The Court need not resolve the question of whether the Court would dismiss the case if it were compelling arbitration
The language used by several of the Circuits that permit dismissal of an action upon compelling arbitration suggests that such discretion may not extend to circumstances where a district court compels arbitration on arbitrability. See Choice Hotels Int'l, Inc. v. BSR Tropicana Resort, Inc., 252 F.3d 707, 709-10 (4th Cir.2001) ("BSR's motion to dismiss was not a proper § 3 motion because the sole remedy available under § 3 is a stay. Notwithstanding the terms of § 3, however, dismissal is a proper remedy when all of the issues presented in a lawsuit are arbitrable.") (emphasis added); Alford v. Dean Witter Reynolds, Inc., 975 F.2d 1161, 1164 (5th Cir.1992) ("The weight of authority clearly supports dismissal of the case when all of the issues raised in the district court must be submitted to arbitration.") (emphasis in original); Sparling v. Hoffman Const. Co., 864 F.2d 635, 638 (9th Cir.1988) ("This court held that 9 U.S.C. section 3. . . does not preclude summary judgment when all claims are barred by an arbitration clause.") (emphasis added); see also Sher v. Goldman Sachs, No. CIV. CCB-11-2796, 2012 WL 1377066, at *6 (D.Md. Apr. 19, 2012) ("Importantly, Choice Hotels prescribes the dismissal of actions where the district court finds all claims to be arbitrable. In this case, the court has found that the arbitrator should decide whether TMST's claims are arbitrable. Therefore, the court will stay the action rather than dismiss it while the arbitrator makes that determination.") (emphasis in original). But see Innospec Ltd. v. Ethyl Corp., No. 3:14-CV-158-JAG, 2014 WL 5460413, at *4 (E.D.Va. Oct. 27, 2014) (applying Choice Hotels International and dismissing without prejudice upon compelling arbitration on arbitrability). In this action, the Court has not yet decided that any of the individual claims brought by Plaintiffs are arbitrable—let alone all of those claims; the Court has only decided that an arbitrator must decide whether Plaintiffs' claims are arbitrable. Accordingly, the Court concludes that dismissal at this point is not appropriate.

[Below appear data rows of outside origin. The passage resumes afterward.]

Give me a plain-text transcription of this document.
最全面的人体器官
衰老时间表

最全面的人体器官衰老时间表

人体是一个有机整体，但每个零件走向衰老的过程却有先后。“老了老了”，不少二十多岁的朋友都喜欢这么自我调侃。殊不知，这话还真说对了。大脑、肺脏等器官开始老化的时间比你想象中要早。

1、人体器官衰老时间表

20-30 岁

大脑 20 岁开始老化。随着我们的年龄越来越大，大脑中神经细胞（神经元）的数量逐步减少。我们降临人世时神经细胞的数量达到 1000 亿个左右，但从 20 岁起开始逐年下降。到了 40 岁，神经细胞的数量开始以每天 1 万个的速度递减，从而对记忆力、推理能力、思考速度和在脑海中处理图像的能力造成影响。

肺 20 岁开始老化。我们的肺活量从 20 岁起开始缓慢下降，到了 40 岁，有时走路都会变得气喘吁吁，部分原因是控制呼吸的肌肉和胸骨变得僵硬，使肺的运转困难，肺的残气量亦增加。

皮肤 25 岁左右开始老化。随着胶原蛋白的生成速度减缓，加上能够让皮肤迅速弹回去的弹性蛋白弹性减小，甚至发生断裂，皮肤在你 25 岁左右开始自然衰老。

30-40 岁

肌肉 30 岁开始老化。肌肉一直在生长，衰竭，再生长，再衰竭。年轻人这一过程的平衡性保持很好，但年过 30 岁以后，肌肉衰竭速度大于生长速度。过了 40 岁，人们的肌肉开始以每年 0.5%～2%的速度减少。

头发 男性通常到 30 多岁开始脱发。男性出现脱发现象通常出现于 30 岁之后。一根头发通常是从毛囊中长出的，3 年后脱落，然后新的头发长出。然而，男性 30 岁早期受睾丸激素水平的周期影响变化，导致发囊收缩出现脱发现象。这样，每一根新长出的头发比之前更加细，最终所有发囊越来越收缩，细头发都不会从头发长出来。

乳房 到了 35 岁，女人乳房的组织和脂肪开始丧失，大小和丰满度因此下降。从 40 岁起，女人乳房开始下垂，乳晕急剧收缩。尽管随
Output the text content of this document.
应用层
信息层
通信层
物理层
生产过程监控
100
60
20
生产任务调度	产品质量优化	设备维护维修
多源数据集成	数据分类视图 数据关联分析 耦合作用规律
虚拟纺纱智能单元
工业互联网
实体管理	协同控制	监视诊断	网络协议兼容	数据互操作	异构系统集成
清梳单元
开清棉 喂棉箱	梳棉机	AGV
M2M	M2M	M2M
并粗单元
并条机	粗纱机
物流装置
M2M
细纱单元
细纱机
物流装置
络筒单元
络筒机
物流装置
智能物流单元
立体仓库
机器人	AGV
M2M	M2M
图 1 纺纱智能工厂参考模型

However, the Court's conclusion that a stay is warranted at this time does not prevent Defendants from seeking dismissal of this action if an arbitrator determines that all the issues in this case are, indeed, arbitrable. See Visibility Corp. v. Schilling Robotics, LLC, No. CIV.A. 10-12280-JGD, 2011 WL 5075816, at *6 (D.Mass. Oct. 25, 2011). In order to facilitate the Court's evaluation of the appropriateness of dismissal at the appropriate time, the parties shall file a notice—after an arbitrator determines the question of arbitrability—informing the Court whether any claims remain for the Court to address.
For the foregoing reasons, Defendants' [24] Second Renewed Motion to Compel Arbitration is GRANTED. In accordance with the parties' "clear and unmistakable" delegation of questions of arbitrability to an arbitrator, the parties must address their arguments as to whether the claims in this dispute are arbitrable to an arbitrator. Accordingly, this action is STAYED during the pendency of the arbitration. An appropriate Order accompanies this Memorandum Opinion.
In an exercise of its discretion, the Court finds that holding oral argument in this action would not be of assistance in rendering a decision. See LCvR 7(f).
9 U.S.C. § 2.
See AAA Employment Arbitration Rules and Mediation Procedures, Rule 6.